Credit: Ali Hajimiri/Caltech
Imagine you need to have an almost exact copy of an object. Now imagine that you can just pull your smartphone out of your pocket, take a snapshot with its integrated 3-D imager, send it to your 3-D printer, and within minutes you have reproduced a replica accurate to within microns of the original object.
This feat may soon be possible because of a new, tiny high-resolution 3-D imager developed at Caltech.
Any time you want to make an exact copy of an object with a 3-D printer, the first step is to produce a high-resolution scan of the object with a 3-D camera that measures its height, width, and depth. Such 3-D imaging has been around for decades, but the most sensitive systems generally are too large and expensive to be used in consumer applications.

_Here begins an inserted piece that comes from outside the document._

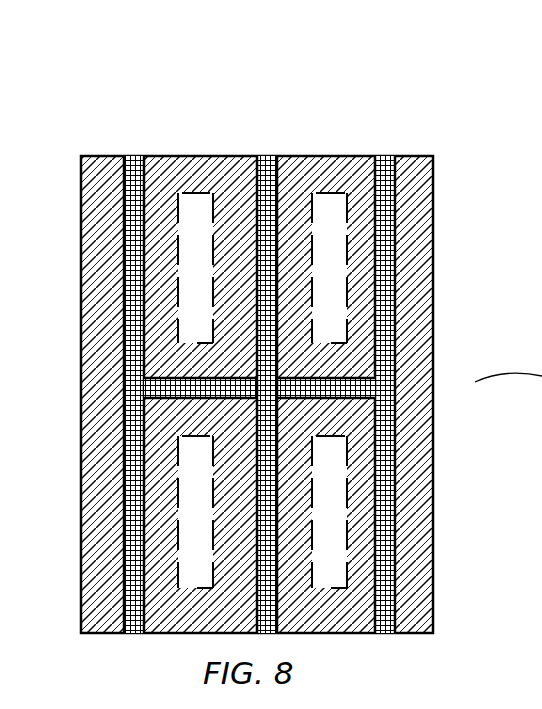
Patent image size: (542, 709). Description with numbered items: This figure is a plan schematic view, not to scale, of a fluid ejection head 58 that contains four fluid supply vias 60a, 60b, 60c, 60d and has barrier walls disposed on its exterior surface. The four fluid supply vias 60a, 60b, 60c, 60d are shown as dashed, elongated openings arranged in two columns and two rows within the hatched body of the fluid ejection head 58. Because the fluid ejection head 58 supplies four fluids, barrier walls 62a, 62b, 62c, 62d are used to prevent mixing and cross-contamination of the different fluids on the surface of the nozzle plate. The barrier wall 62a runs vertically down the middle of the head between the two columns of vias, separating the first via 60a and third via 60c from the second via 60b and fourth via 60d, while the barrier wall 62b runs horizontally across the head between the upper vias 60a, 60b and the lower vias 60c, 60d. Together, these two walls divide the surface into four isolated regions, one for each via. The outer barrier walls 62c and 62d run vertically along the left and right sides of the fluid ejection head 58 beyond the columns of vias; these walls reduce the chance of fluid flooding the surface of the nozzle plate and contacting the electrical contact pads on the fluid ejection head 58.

A cheap, compact yet highly accurate new device known as a nanophotonic coherent imager (NCI) promises to change that. Using an inexpensive silicon chip less than a millimeter square in size, the NCI provides the highest depth-measurement accuracy of any such nanophotonic 3-D imaging device.

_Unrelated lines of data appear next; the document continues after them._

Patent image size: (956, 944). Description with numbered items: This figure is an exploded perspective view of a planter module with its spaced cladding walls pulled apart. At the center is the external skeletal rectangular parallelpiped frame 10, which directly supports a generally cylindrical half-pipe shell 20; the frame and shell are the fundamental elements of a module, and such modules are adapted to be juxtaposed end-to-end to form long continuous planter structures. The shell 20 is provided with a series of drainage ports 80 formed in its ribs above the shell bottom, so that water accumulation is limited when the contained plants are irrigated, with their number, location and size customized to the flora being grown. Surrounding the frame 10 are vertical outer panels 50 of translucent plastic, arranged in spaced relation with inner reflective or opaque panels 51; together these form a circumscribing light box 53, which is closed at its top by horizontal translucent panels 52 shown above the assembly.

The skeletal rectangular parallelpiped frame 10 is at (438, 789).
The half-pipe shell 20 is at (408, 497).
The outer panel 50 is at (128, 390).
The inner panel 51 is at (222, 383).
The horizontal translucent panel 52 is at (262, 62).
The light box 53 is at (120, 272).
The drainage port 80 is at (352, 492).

The work, done in the laboratory of Ali Hajimiri, the Thomas G. Myers Professor of Electrical Engineering in the Division of Engineering and Applied Science, is described in the February 2015 issue of Optics Express.
In a regular camera, each pixel represents the intensity of the light received from a specific point in the image, which could be near or far from the camera—meaning that the pixels provide no information about the relative distance of the object from the camera. In contrast, each pixel in an image created by the Caltech team’s NCI provides both the distance and intensity information. “Each pixel on the chip is an independent interferometer—an instrument that uses the interference of light waves to make precise measurements—which detects the phase and frequency of the signal in addition to the intensity,” says Hajimiri.
The new chip utilizes an established detection and ranging technology called LIDAR, in which a target object is illuminated with scanning laser beams. The light that reflects off of the object is then analyzed based on the wavelength of the laser light used, and the LIDAR can gather information about the object’s size and its distance from the laser to create an image of its surroundings. “By having an array of tiny LIDARs on our coherent imager, we can simultaneously image different parts of an object or a scene without the need for any mechanical movements within the imager,” Hajimiri says.